Fears refugees will be ‘ghettoised’

Thousands of refugees escaping the Mediterranean crisis could be “ghettoised” and housed in a single campus location for years unless the Government puts in place practical medium-term measures to cope with the sudden influx in people.

Fears refugees will be ‘ghettoised’

Oireachtas justice committee members from across the political divide made the claim after holding a detailed briefing with Ireland’s naturalisation and immigration services yesterday.

Speaking at an update on the ongoing emergency, acting director general of the Irish naturalisation and immigration service Michael Kirrane and head of the refugee applications commission David Costello both stressed plans are being drawn up.

However, committee members noted the exact plans on where people will be housed in the medium to long-term have yet to be published and said the fact that up to 4,000 people coming here over the next two years will be initially placed in a single centre could cause the “ghettoisation”.

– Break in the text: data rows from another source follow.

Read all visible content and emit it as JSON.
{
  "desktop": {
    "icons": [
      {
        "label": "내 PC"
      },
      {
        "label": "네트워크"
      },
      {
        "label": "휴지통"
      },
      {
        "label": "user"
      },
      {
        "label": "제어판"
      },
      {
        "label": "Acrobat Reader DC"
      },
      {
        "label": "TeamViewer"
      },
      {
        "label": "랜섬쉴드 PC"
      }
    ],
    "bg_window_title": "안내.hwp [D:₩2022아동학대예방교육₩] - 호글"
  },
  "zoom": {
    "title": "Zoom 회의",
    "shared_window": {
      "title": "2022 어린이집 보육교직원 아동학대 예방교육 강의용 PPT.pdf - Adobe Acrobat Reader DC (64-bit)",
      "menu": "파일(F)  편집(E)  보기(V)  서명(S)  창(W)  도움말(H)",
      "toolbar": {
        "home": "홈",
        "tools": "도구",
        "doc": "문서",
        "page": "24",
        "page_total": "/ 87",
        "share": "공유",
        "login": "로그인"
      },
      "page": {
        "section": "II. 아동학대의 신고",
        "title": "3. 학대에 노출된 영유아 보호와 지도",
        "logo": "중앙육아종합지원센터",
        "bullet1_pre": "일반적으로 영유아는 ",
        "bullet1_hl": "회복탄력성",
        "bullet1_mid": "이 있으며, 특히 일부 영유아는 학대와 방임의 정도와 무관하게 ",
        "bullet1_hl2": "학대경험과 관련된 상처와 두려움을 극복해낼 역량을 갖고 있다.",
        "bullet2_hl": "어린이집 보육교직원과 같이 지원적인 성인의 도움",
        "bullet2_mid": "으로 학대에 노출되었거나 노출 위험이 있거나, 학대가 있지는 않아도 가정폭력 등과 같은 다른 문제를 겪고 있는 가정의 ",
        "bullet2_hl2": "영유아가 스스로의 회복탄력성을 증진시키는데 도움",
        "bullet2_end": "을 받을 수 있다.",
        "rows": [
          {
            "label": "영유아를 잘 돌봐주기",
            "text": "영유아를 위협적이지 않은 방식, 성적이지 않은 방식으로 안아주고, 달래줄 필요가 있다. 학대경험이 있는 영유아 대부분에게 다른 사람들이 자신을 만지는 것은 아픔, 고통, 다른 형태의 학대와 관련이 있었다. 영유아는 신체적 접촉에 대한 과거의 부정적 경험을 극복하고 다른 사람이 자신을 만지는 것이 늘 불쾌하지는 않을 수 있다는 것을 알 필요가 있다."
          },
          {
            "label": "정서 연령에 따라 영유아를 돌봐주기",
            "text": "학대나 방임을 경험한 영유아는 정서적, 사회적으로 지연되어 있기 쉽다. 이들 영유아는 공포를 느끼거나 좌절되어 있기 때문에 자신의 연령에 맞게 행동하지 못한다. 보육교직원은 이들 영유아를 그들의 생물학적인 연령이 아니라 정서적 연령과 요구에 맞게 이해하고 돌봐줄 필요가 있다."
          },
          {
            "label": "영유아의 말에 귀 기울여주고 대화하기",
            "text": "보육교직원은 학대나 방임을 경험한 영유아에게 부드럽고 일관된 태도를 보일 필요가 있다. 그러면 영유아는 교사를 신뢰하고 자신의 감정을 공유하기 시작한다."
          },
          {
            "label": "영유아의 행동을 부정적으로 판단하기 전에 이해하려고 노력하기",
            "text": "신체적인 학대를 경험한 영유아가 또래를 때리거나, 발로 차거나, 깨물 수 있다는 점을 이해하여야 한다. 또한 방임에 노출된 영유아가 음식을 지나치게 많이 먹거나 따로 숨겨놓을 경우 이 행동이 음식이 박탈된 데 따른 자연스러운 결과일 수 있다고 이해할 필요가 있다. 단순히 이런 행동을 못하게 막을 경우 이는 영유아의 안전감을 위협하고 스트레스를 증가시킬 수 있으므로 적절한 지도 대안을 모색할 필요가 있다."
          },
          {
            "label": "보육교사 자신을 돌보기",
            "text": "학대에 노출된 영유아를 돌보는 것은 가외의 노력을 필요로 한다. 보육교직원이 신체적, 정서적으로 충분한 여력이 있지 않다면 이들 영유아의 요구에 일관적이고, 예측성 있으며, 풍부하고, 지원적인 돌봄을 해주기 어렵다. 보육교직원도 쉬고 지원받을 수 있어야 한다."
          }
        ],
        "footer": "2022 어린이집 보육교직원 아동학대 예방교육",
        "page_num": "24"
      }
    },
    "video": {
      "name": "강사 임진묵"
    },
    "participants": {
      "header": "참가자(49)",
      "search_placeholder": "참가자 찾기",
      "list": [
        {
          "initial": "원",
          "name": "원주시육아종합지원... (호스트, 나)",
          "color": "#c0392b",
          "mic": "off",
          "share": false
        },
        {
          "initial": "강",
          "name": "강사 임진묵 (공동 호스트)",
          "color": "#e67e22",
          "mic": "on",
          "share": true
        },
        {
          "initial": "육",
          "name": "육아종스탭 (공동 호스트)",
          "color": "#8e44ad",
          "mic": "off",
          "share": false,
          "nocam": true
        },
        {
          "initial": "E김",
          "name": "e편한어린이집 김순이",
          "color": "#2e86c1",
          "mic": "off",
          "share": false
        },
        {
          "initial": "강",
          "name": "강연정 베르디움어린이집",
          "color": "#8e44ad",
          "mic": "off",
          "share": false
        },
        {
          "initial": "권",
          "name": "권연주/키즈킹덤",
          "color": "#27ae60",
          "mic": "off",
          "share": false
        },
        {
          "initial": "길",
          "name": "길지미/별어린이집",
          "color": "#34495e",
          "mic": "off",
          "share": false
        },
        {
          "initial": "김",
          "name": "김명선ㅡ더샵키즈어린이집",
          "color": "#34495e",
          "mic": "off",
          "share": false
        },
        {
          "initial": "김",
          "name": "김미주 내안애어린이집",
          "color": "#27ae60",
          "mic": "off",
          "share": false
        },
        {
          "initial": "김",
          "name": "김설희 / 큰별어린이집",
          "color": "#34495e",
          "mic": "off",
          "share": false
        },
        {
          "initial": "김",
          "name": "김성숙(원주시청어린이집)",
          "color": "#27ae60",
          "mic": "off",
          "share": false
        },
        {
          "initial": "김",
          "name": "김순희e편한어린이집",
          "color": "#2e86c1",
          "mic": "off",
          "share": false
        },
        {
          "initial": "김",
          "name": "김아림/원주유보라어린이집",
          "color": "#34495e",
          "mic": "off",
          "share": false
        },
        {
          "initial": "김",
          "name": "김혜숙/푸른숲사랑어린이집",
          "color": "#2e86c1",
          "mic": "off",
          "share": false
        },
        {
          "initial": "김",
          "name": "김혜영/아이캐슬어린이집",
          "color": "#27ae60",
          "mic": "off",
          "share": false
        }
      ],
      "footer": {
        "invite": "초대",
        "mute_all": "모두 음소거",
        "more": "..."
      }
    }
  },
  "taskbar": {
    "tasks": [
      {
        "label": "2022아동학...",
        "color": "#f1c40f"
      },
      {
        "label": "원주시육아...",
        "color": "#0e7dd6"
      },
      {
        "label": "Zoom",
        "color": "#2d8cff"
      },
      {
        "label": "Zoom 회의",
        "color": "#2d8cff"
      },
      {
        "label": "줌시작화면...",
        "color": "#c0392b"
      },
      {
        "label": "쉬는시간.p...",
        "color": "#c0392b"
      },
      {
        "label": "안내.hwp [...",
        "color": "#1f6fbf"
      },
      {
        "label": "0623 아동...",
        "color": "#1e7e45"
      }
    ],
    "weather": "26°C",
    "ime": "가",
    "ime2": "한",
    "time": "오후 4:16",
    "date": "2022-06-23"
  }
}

Under the plans, Ireland will take in up to 4,000 migrants fleeing the crisis in the Mediterranean over the next two years, with people arriving in three-month stages and initially placed in a single holding centre while necessary security checks take place.

Committee members warned there is a risk the initially short-term situation could see a repeat of direct provision which has seen some people kept in similar campuses for a decade.

While noting the fact the Red Cross is already examining 15,000 offers of homes and the EU is willing to provide €6,000 to the State for every migrant taken in, Fine Gael TD Gabrielle McFadden said the lack of detail is causing “great concern”.

The Longford-Westmeath TD said she is from an area where a direct provision centre has placed people “in mobile homes for a decade”. She feared many refugees could face the same fate.

Independent TD Finian McGrath said placing people in one centre could “ghettoise people”, an issue also raised by Sinn Féin’s Padraig Mac Lochlainn.

While accepting the vital need to help people escape to safety, independent senator Rónán Mullen said there still needs to be a way to “evaluate if people coming have a security threat” and that “no question should be taboo”.